To accomplish these things nationally and permanently, to lessen competition rather than to increase it (no sane man imagines that we are ever to succeed entirely in removing the competitive element), may yet mean the complete reorganization of our national railroad system. Yet even so radical a step need not be regarded as either fatal or impossible. It is entirely within the possibilities to-day that our privately owned and operated railroads, at least as they are at present constituted, may fall. There is but little in the present situation to make one optimistic as to their future success, along the present lines at least.
The sole alternatives to private ownership and operation are government ownership and operation. To the majority of Americans the very idea of a further governmental control is extremely distasteful, to put the matter mildly. To them railroad nationalization is a very real menace. Yet the menace cannot be avoided by merely singing a song of hate about it. It can be overcome and finally prevented by some definite national plan or policy in regard to our roads—a simple thing in which for a number of years past we have been sadly lacking. If such a plan means their radical reorganization we must begin. And the sooner the better.
CHAPTER XIV
THE REGIONAL RAILROAD OVERSEAS
The beginnings of the railroad across the Atlantic were so very slightly in advance of our own that they may be regarded as contemporaneous. In Great Britain, where the railroad as we know it to-day was born, the conditions of its infancy were much the same as in the United States. In Continental Europe they were considerably different. There military necessity quite overbalanced immediate commercial needs. There the first railroads were dictated by the international strategists. From that day to this their expansion has been directed by the same necessity.
Yet granting at the outset that the needs and opportunities of the European railways are in many ways different from those of ours, there remains the fact that to-day there is much over there that our railroaders of the United States might and should learn. There is also a good deal that the European railroad men might and should learn from some of our big operators and traffic experts—but that phase of the problem is not germane to this book.

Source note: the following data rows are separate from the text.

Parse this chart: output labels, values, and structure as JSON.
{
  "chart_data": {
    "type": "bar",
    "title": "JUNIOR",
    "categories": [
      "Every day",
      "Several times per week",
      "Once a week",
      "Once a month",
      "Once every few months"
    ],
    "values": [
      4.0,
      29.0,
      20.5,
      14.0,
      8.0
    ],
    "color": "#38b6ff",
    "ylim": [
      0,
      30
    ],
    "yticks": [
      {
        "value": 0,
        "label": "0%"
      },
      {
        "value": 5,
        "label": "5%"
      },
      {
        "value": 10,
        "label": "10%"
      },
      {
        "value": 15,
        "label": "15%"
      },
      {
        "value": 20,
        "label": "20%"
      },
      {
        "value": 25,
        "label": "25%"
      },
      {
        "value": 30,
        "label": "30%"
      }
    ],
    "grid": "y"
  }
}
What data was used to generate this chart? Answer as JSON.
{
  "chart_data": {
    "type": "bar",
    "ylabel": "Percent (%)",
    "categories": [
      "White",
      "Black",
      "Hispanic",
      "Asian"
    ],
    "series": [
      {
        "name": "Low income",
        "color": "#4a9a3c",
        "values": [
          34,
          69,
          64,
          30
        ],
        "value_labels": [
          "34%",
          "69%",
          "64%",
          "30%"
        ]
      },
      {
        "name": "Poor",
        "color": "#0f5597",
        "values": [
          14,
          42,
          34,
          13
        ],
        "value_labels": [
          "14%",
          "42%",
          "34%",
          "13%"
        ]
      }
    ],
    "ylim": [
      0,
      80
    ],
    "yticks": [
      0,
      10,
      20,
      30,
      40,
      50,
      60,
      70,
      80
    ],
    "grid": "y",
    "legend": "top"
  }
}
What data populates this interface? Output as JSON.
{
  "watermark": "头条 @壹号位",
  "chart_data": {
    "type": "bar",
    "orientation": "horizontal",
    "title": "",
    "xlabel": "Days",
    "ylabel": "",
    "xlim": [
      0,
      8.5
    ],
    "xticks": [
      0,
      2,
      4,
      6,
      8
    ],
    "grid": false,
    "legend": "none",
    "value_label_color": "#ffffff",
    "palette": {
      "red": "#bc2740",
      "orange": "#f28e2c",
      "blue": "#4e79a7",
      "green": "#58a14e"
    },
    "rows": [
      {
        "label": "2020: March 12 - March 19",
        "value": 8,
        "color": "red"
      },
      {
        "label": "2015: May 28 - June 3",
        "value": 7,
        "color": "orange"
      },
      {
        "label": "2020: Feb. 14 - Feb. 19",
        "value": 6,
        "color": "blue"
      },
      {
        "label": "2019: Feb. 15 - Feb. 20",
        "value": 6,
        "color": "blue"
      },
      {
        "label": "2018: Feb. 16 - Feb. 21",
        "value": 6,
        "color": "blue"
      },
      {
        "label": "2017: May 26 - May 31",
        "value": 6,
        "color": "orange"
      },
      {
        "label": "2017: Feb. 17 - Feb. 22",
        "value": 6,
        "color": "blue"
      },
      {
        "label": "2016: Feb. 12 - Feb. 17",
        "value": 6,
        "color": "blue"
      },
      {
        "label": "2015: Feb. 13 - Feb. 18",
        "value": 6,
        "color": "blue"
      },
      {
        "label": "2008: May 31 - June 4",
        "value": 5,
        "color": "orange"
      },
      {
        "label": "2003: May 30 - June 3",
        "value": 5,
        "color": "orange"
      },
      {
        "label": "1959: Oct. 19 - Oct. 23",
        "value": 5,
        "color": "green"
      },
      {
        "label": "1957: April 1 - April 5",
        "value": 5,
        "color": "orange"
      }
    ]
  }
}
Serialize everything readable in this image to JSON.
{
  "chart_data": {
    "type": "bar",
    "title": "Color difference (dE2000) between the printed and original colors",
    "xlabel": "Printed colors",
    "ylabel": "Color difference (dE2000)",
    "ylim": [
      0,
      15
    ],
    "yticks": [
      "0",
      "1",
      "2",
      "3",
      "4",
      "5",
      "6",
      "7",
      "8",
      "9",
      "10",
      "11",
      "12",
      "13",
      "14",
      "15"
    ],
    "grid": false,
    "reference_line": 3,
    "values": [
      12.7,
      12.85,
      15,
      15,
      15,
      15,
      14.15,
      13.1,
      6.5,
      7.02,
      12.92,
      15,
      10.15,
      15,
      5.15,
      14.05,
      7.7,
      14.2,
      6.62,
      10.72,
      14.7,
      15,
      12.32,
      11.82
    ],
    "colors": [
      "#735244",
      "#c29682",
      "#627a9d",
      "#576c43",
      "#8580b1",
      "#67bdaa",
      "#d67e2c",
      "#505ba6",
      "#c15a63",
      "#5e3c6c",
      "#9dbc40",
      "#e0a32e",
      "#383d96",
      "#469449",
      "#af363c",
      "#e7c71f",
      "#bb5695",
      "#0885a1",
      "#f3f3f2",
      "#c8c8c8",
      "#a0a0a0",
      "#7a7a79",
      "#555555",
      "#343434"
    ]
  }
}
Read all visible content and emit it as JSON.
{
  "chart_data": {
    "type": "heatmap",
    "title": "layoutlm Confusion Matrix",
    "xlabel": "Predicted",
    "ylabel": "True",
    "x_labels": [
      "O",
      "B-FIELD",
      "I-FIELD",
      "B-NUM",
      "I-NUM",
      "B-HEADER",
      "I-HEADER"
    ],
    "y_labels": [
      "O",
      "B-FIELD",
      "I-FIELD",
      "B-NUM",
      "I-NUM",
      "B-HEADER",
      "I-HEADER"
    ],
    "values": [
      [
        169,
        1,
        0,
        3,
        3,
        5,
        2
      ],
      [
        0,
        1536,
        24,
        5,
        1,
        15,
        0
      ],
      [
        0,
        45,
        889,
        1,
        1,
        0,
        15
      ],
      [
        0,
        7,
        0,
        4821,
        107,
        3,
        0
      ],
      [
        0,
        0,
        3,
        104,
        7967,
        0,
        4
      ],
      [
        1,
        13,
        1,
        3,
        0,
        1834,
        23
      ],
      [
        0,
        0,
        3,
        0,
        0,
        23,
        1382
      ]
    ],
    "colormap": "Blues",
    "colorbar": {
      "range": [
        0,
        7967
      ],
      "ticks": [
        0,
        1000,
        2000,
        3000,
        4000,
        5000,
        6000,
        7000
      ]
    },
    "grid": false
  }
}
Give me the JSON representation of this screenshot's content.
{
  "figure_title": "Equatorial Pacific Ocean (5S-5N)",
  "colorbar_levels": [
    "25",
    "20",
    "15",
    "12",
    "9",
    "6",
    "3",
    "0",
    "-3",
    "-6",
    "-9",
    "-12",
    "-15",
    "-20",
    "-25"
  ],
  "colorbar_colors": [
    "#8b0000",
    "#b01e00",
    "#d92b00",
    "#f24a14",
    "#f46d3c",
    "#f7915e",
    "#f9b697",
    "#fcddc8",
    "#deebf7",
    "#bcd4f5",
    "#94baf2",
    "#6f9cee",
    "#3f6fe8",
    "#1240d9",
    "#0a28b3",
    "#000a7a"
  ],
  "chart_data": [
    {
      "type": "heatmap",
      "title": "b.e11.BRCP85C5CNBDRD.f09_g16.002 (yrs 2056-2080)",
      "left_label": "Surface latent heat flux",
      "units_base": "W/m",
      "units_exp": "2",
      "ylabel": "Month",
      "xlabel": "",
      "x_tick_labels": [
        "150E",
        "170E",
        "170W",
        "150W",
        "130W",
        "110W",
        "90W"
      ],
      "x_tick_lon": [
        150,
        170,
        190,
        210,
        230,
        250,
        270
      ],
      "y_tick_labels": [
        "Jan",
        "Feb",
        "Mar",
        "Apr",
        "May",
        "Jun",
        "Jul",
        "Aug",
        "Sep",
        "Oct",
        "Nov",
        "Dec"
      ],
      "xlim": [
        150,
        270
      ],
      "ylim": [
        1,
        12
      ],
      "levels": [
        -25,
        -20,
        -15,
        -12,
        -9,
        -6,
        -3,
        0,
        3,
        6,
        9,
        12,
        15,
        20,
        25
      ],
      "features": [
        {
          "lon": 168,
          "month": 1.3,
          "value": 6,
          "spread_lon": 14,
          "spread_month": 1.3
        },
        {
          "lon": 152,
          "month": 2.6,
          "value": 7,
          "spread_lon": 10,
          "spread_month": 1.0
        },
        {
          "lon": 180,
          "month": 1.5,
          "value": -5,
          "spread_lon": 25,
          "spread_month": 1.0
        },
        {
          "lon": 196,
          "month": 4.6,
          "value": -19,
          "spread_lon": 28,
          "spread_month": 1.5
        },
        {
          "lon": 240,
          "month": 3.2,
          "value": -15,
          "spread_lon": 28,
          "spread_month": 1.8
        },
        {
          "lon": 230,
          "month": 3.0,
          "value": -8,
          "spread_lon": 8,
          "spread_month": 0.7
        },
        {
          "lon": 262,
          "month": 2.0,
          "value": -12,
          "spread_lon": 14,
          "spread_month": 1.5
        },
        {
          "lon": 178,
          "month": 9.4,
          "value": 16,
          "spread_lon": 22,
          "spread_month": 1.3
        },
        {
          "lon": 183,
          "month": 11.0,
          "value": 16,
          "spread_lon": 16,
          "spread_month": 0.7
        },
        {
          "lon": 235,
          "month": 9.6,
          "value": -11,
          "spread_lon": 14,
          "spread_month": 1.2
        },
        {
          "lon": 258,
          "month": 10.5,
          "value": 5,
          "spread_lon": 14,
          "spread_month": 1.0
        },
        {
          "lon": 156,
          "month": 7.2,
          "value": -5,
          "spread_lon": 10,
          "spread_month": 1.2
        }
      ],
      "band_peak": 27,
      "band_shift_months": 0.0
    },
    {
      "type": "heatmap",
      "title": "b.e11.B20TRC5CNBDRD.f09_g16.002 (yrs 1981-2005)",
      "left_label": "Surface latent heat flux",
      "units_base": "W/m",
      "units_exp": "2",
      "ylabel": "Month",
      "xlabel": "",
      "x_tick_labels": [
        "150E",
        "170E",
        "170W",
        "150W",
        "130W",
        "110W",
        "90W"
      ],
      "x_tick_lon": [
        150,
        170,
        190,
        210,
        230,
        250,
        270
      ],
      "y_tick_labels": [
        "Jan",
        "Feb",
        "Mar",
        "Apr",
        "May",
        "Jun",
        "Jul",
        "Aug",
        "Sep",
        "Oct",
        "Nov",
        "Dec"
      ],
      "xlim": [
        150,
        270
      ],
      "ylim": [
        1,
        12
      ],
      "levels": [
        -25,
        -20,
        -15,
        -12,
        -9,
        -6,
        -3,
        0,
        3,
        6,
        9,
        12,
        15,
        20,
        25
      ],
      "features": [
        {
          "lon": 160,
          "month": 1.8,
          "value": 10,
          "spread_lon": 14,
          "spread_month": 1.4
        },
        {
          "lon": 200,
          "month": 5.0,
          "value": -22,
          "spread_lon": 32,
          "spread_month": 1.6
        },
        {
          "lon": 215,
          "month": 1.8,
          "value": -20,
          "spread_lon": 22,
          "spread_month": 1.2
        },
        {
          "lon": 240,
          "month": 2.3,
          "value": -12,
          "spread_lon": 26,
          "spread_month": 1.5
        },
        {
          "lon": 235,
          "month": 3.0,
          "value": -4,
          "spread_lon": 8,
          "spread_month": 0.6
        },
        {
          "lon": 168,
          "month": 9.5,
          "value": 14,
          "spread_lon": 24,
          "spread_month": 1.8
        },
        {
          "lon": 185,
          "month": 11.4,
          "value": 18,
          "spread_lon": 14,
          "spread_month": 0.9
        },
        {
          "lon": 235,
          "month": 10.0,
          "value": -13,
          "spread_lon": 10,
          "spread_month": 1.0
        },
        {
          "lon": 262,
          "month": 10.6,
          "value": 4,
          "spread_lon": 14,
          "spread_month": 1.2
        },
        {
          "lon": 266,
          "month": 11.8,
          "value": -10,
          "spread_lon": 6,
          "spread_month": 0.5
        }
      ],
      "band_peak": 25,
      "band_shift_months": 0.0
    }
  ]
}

It was to study some of the features of European railway operation that might be applicable directly to our railroads of the United States that I journeyed not many months ago across the Atlantic and down the westerly nations of Europe. Central and Eastern Europe still were in transport chaos and so could be expected to give little or nothing to one who wished to see their railways under anything even faintly approaching normal conditions. But in Great Britain, in France, in Spain, and in Italy, the railways were functioning well—extremely well, when one came to consider the very great burden so recently put upon them. The last two of these four nations may, however, be dismissed immediately from present consideration. Neither the density of population nor the traffic conditions of either Spain or Italy makes their transport problems of great interest or value to the United States. But Great Britain or France may hold the key to a real solution of our most vexing transportation problem of the moment.